Читать «Съешьте сердце кита» онлайн - страница 152
Леонид Михайлович Пасенюк
— Ты здорово обеднила и обидела мужскую половину рода человеческого. Я думаю, нас, которые «с черемухой», больше. Кто-то, может, из соображений мужской гордости стесняется в этом признаться, но такие вещи не скроешь, они ощущаются.
— Извини. Но сейчас я эгоистка. Я думаю, что ты все же один такой на всем земном шаре.
У окна в комнате кто-то стоял, листая книжки, горкой сложенные на подоконнике.
Прежде чем Соня успела меня познакомить, я шестым чувством уже догадался, что это Маша Ростовцева, — догадался по тонкому личику, как бы подсвеченному изнутри, тронутому нездоровым румянцем. Таких одухотворенных трепетных девушек писали еще в восемнадцатом веке, а то и раньше. Чем-то Маша напоминала княлшу Лопухину, писанную Боровиковским, даже точнее — Урсулу Мнишек Левицкого…
Совсем не такую Машу видел я в своем воображении. Совсем не такой представлял ее.
— Наверно, это вы… это вы меня искали?
— Это он тебя искал, — подтвердила Соня, как-то по-особому, со значением выделяя слова.
— Мне поручили… отдать вам грамоту.
— Да, я знаю, — сказала Маша. — Они уже привозили ее. Могли бы оставить…
— Ну вот, все-таки она попадет к вам…
Я испытывал неловкость оттого, что такой здоровый, а сегодня просто, наверное, цветущий, возбужденный, чуточку даже ненормальный от счастья, — что вот я стою перед этой слабенькой девушкой, которой трудно живется, и не могу скрыть своего настроения. И еще — зря я, оказывается, воображал, что имею какое-то представление об этой огромности девчонок, обо всей их тысяче, воображал, что будто бы изучил их запросы, вник в быт, познал внутренний мир.
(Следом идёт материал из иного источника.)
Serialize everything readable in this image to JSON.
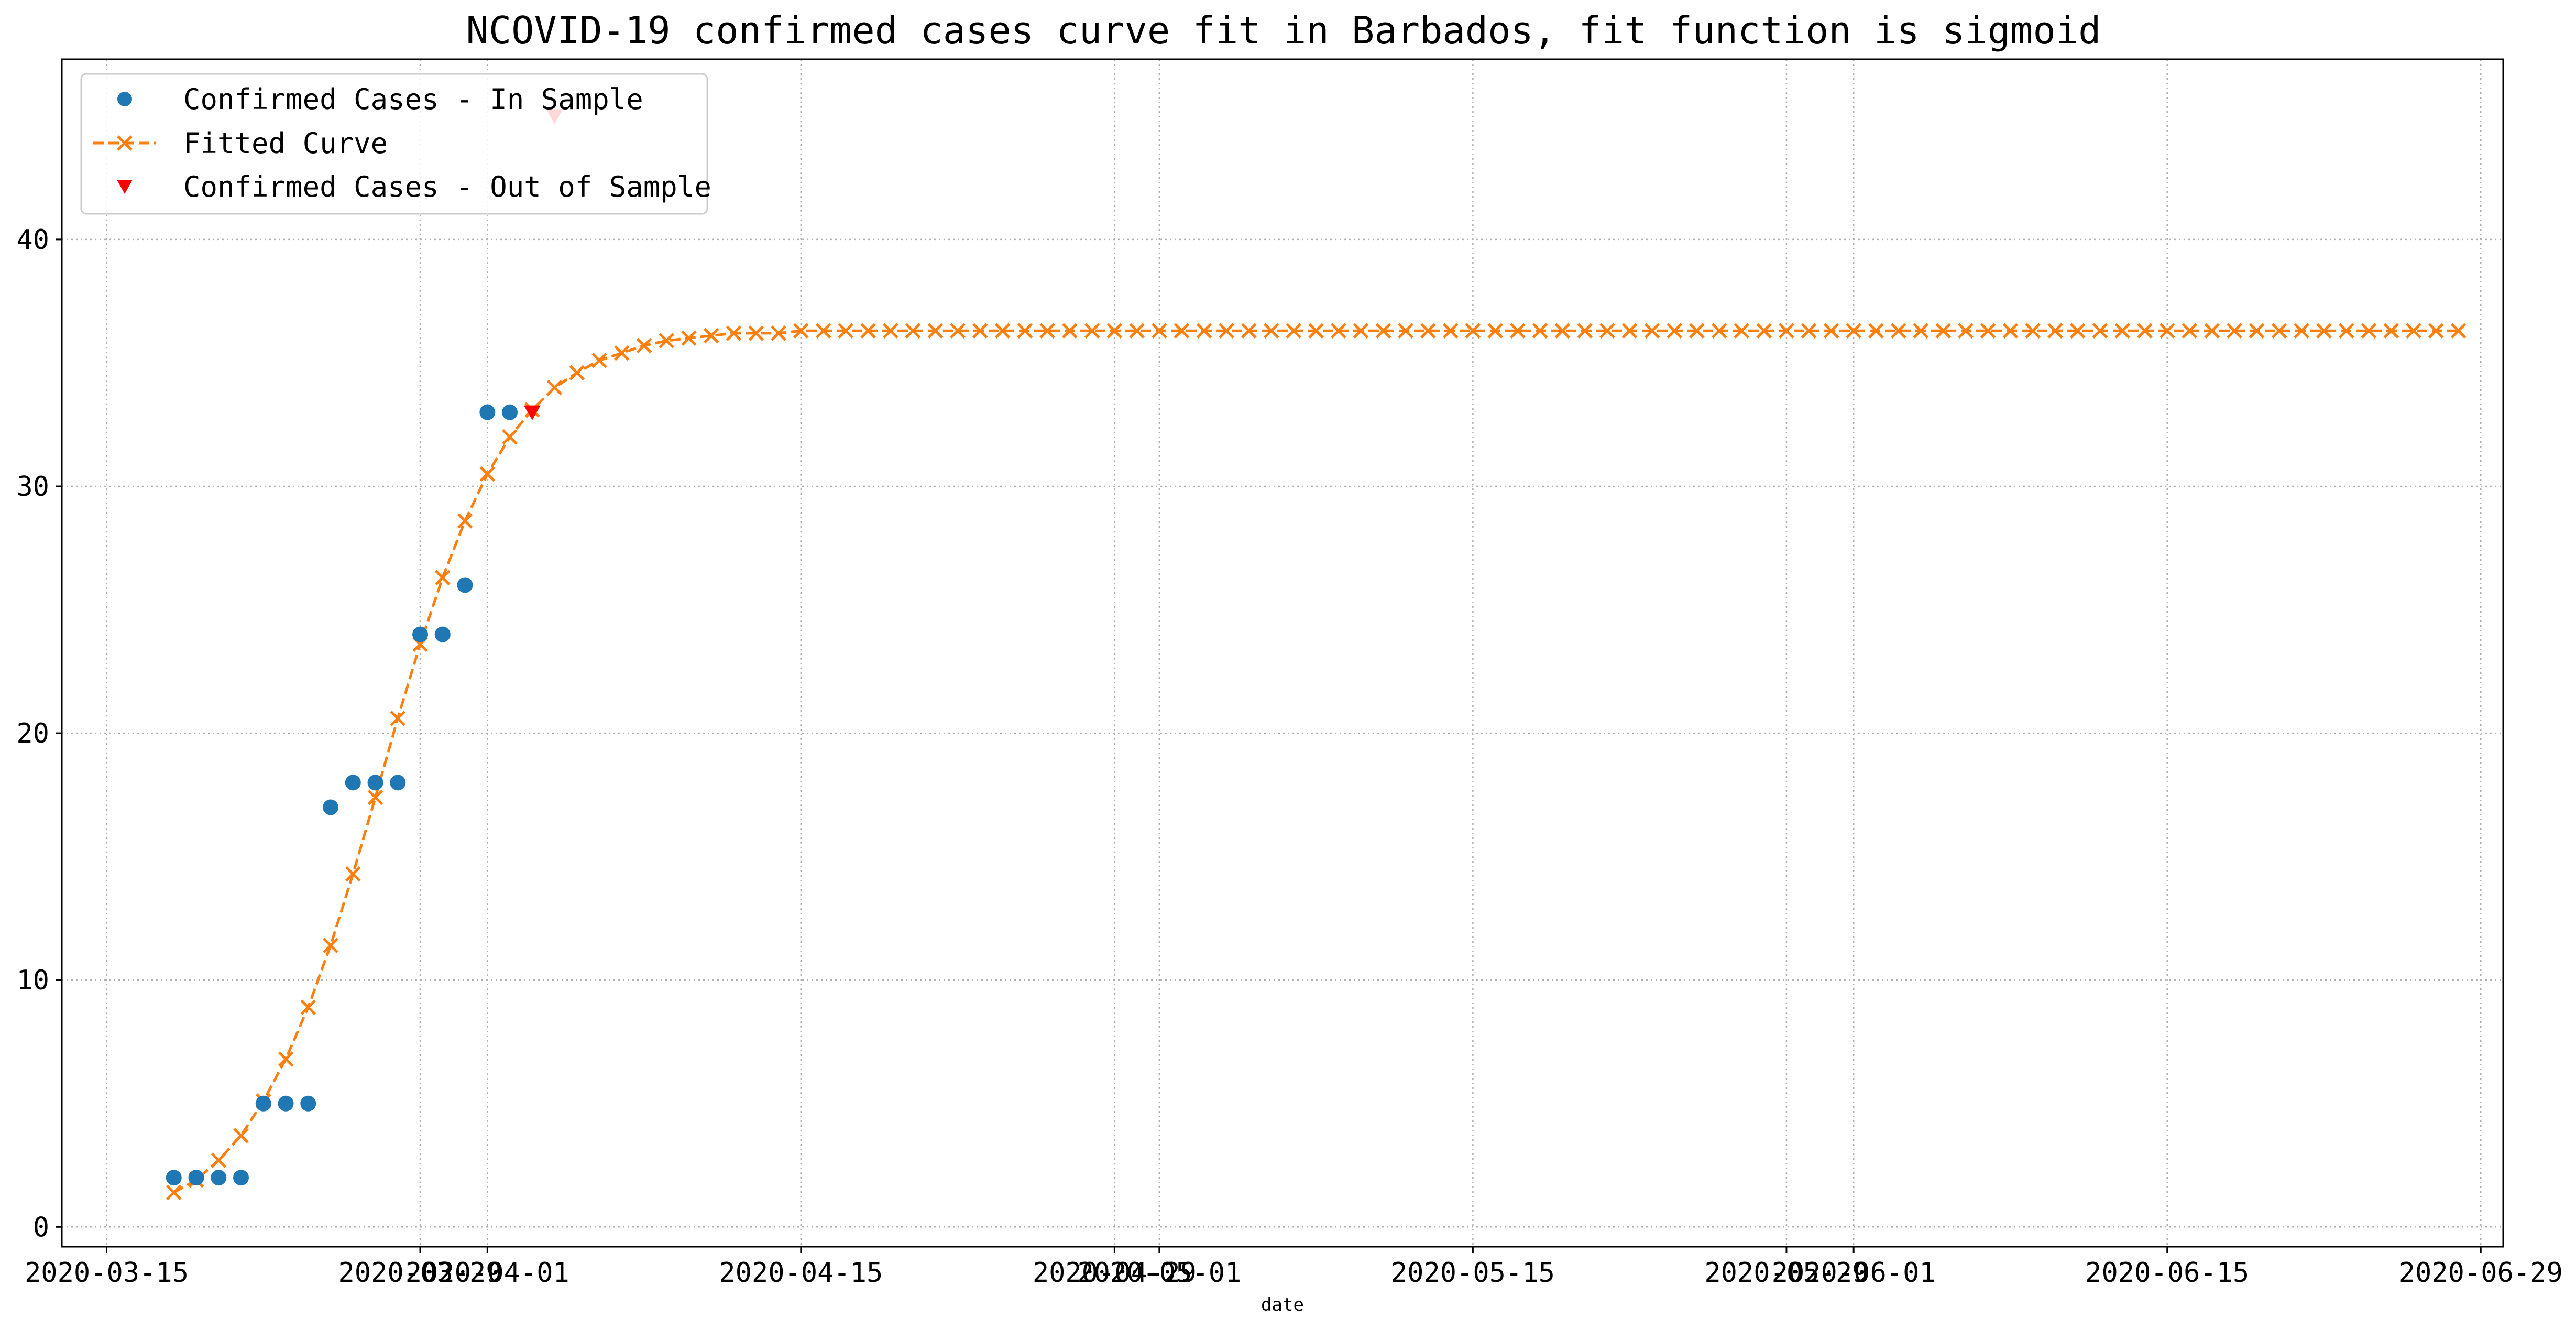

Познакомившись по счастью или несчастью с десятью или двадцатью, я уже самонадеянно решил, что такова и вся тысяча.
Но вот явилась Маша — и с первого взгляда стало ясней ясного, что она ни на кого не похожа, что она ликующе, победно выделяется возвышенностью облика, тонкостью душевных движений, простотой и выверенностью жизненных правил…
Каждая из них — это мир в себе. Целый мир со сменой дня и ночи, с приливами и отливами, с молниями гроз и зеркальными полосами штиля…
И стало мне грустно. Стало грустно со всеми ими расставаться, не отдав им больше от своей души, от своих знаний, не взяв щедрее от их душ, доверчивых, чистых, иногда неспокойно-задиристых.
И стало волнительно до слез — со мною навсегда теперь Соня.
— Жалко уезжать отсюда, — сказала Соня, привычно подключая электроплитку к патрону лампочки. — Столько здесь было доброго, светлого, впервые изведанного. Всякого было…
— Доброе и светлое — оно обычно летом, — тихонько заметила Маша, робко переводя взгляд с Сони на меня. — Зимой здесь дико и трудно, хотя и люди как будто бы, и снабжение, все как положено. А летом — как в цветнике. Вон сколько тут нашего брата! Приезжайте еще как-нибудь летом.
«А тебе не страшно даже зимой, — подумал я с внезапно возникшим чувством уверенности в ней, такой вроде бы с виду непрочной. — Ты выдержишь. Ты такая же, как этот весь просветленно-сквозной остров: океан не океан, извержение не извержение, а он стоит, раз такое его суровое призвание».